My balls are like secret agents


I’ve been spending the winter months in blog-exile so far and I’m sure all four of you are devastated, but I am pleased to report something exciting enough to cause me to break my silence. I have recently acquired a pair of flannel-lined jeans and they have revolutionized my life. I’m not sure if the good word about flannel-lined jeans has spread beyond the Pacific Northwest yet; it’s certainly not something you would see on a fashion-conscious New Yorker. Be warned, this is not a hip choice of clothing. You run a good risk of looking like an overweight lumberjack, however make no mistake, flannel-lined jeans are absolutely incredible. Here’s why: I have yet to encounter a better way to wear pajamas in public.
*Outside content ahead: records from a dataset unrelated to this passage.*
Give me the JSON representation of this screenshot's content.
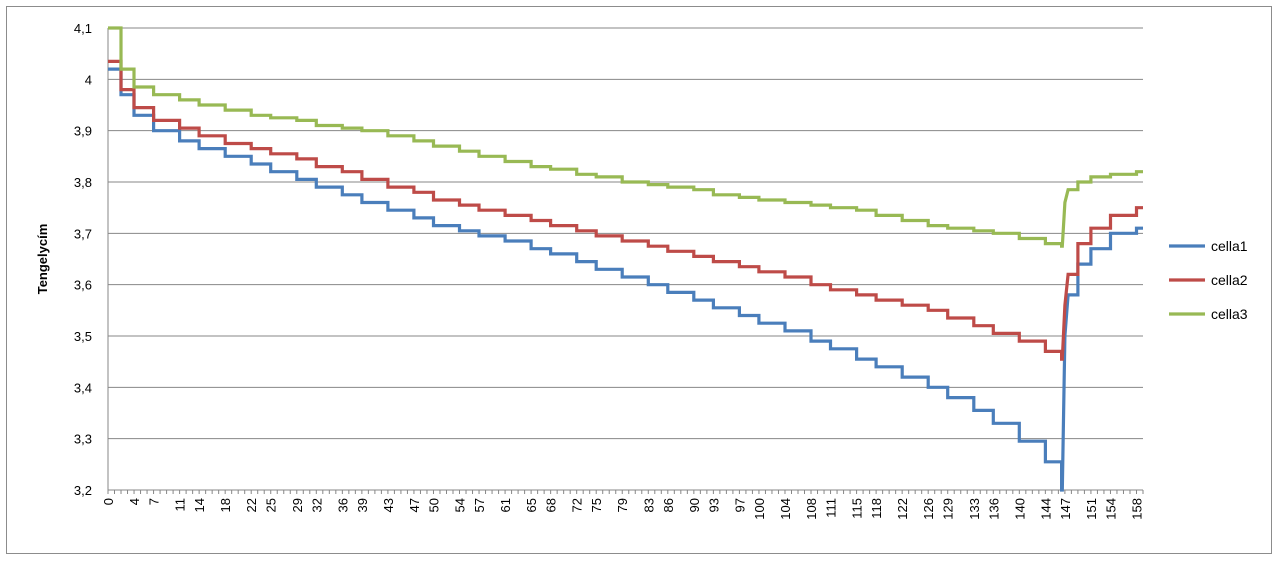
{
  "chart_data": {
    "type": "line",
    "title": "",
    "xlabel": "",
    "ylabel": "Tengelycím",
    "xlim": [
      0,
      159
    ],
    "ylim": [
      3.2,
      4.1
    ],
    "y_ticks": [
      "3,2",
      "3,3",
      "3,4",
      "3,5",
      "3,6",
      "3,7",
      "3,8",
      "3,9",
      "4",
      "4,1"
    ],
    "x_ticks": [
      "0",
      "4",
      "7",
      "11",
      "14",
      "18",
      "22",
      "25",
      "29",
      "32",
      "36",
      "39",
      "43",
      "47",
      "50",
      "54",
      "57",
      "61",
      "65",
      "68",
      "72",
      "75",
      "79",
      "83",
      "86",
      "90",
      "93",
      "97",
      "100",
      "104",
      "108",
      "111",
      "115",
      "118",
      "122",
      "126",
      "129",
      "133",
      "136",
      "140",
      "144",
      "147",
      "151",
      "154",
      "158"
    ],
    "grid": "horizontal",
    "legend_position": "right",
    "series": [
      {
        "name": "cella1",
        "color": "#4a7ebb",
        "x": [
          0,
          2,
          4,
          7,
          11,
          14,
          18,
          22,
          25,
          29,
          32,
          36,
          39,
          43,
          47,
          50,
          54,
          57,
          61,
          65,
          68,
          72,
          75,
          79,
          83,
          86,
          90,
          93,
          97,
          100,
          104,
          108,
          111,
          115,
          118,
          122,
          126,
          129,
          133,
          136,
          140,
          144,
          146.5,
          146.6,
          147,
          147.5,
          149,
          151,
          154,
          158,
          159
        ],
        "y": [
          4.02,
          3.97,
          3.93,
          3.9,
          3.88,
          3.865,
          3.85,
          3.835,
          3.82,
          3.805,
          3.79,
          3.775,
          3.76,
          3.745,
          3.73,
          3.715,
          3.705,
          3.695,
          3.685,
          3.67,
          3.66,
          3.645,
          3.63,
          3.615,
          3.6,
          3.585,
          3.57,
          3.555,
          3.54,
          3.525,
          3.51,
          3.49,
          3.475,
          3.455,
          3.44,
          3.42,
          3.4,
          3.38,
          3.355,
          3.33,
          3.295,
          3.255,
          3.2,
          3.2,
          3.5,
          3.58,
          3.64,
          3.67,
          3.7,
          3.71,
          3.71
        ]
      },
      {
        "name": "cella2",
        "color": "#be4b48",
        "x": [
          0,
          2,
          4,
          7,
          11,
          14,
          18,
          22,
          25,
          29,
          32,
          36,
          39,
          43,
          47,
          50,
          54,
          57,
          61,
          65,
          68,
          72,
          75,
          79,
          83,
          86,
          90,
          93,
          97,
          100,
          104,
          108,
          111,
          115,
          118,
          122,
          126,
          129,
          133,
          136,
          140,
          144,
          146.5,
          146.6,
          147,
          147.5,
          149,
          151,
          154,
          158,
          159
        ],
        "y": [
          4.035,
          3.98,
          3.945,
          3.92,
          3.905,
          3.89,
          3.875,
          3.865,
          3.855,
          3.845,
          3.83,
          3.82,
          3.805,
          3.79,
          3.78,
          3.765,
          3.755,
          3.745,
          3.735,
          3.725,
          3.715,
          3.705,
          3.695,
          3.685,
          3.675,
          3.665,
          3.655,
          3.645,
          3.635,
          3.625,
          3.615,
          3.6,
          3.59,
          3.58,
          3.57,
          3.56,
          3.55,
          3.535,
          3.52,
          3.505,
          3.49,
          3.47,
          3.455,
          3.455,
          3.56,
          3.62,
          3.68,
          3.71,
          3.735,
          3.75,
          3.75
        ]
      },
      {
        "name": "cella3",
        "color": "#98b954",
        "x": [
          0,
          2,
          4,
          7,
          11,
          14,
          18,
          22,
          25,
          29,
          32,
          36,
          39,
          43,
          47,
          50,
          54,
          57,
          61,
          65,
          68,
          72,
          75,
          79,
          83,
          86,
          90,
          93,
          97,
          100,
          104,
          108,
          111,
          115,
          118,
          122,
          126,
          129,
          133,
          136,
          140,
          144,
          146.5,
          146.6,
          147,
          147.5,
          149,
          151,
          154,
          158,
          159
        ],
        "y": [
          4.1,
          4.02,
          3.985,
          3.97,
          3.96,
          3.95,
          3.94,
          3.93,
          3.925,
          3.92,
          3.91,
          3.905,
          3.9,
          3.89,
          3.88,
          3.87,
          3.86,
          3.85,
          3.84,
          3.83,
          3.825,
          3.815,
          3.81,
          3.8,
          3.795,
          3.79,
          3.785,
          3.775,
          3.77,
          3.765,
          3.76,
          3.755,
          3.75,
          3.745,
          3.735,
          3.725,
          3.715,
          3.71,
          3.705,
          3.7,
          3.69,
          3.68,
          3.675,
          3.675,
          3.76,
          3.785,
          3.8,
          3.81,
          3.815,
          3.82,
          3.82
        ]
      }
    ]
  }
}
You see, flannel-lined jeans, like some divine hot-pocket, are soft and forgiving on the inside, while remaining all-business on the outside. The fact the your loins are girded in warm checkered goodness remains a secret shared only by you and your balls. It’s such a delightfully subversive way to stay cozy I can barely stand it.
My affection thus expressed, I return to blog-exile.
Flannel-lined jeans. Spread the word.

One Reply to “My balls are like secret agents”

  1. I have seen these “jeans” on the not-so-hype but practical side of J. King. They might not be skinny cool-kid jeans, but how many times do you see hipster freezing their balls off, as they scroll their iphone reading pitchfork reviews. pretending not to be cold.